Saturday, November 16, 2013

Melting Moments Cookies

 These cookies are from all the way back at Easter time. As a consequence of living on another coast, I was family-less for the holiday, and a sweet friend invited me over to her place for Easter brunch. After an amazing Easter service at the Hollywood Bowl with this guy as the amazing guest speaker, I headed over to brunch with a tray of these (from here) in hand. It was a great day celebrating God's grace in the beauty of spring in southern California, sitting outside and worshipping under sun and intermittent cloud cover...and a great brunch with friends.

Ingredients
1 1/2 cups all-purpose flour
1/2 cup cornstarch
1/4 tsp. salt
1/4 cup powdered sugar + 1 cup powdered sugar
1 cup unsalted butter, at room temperature
1 tsp. pure vanilla extract

Directions
1. In a medium mixing bowl, whisk together the flour, cornstarch, and salt. Set aside.
2. In another medium mixing bowl, beat together butter and 1/4 cup powdered sugar for two minutes until light and fluffy.
3. Add vanilla extract and mix to incorporate.
4. Add flour mixture and beat until just incorporated.
5. Cover and refrigerate for at least one hour (or until firm).
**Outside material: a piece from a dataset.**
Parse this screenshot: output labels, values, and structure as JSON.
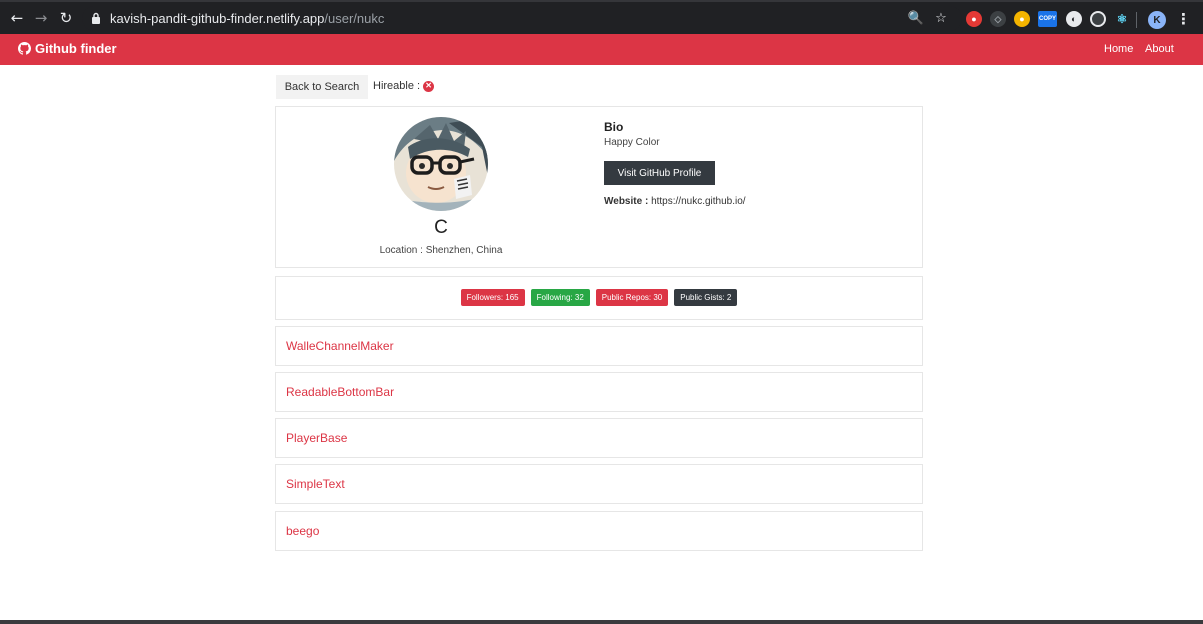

6. Preheat oven to 350 degrees.
7. Line two baking sheets with parchment paper.
8. When dough is firm, form into one-inch balls. Place cookies on baking sheets about one inch apart.
9. Bake for 12 to 14 minutes until edges start to brown.
10. Remove from oven and place on wire rack (with parchment paper or foil underneath) to cool for five minutes.

11. As cookies cool but are still warm, sprinkle with 1 cup powdered sugar.
12. Place in airtight container for up to a couple of weeks.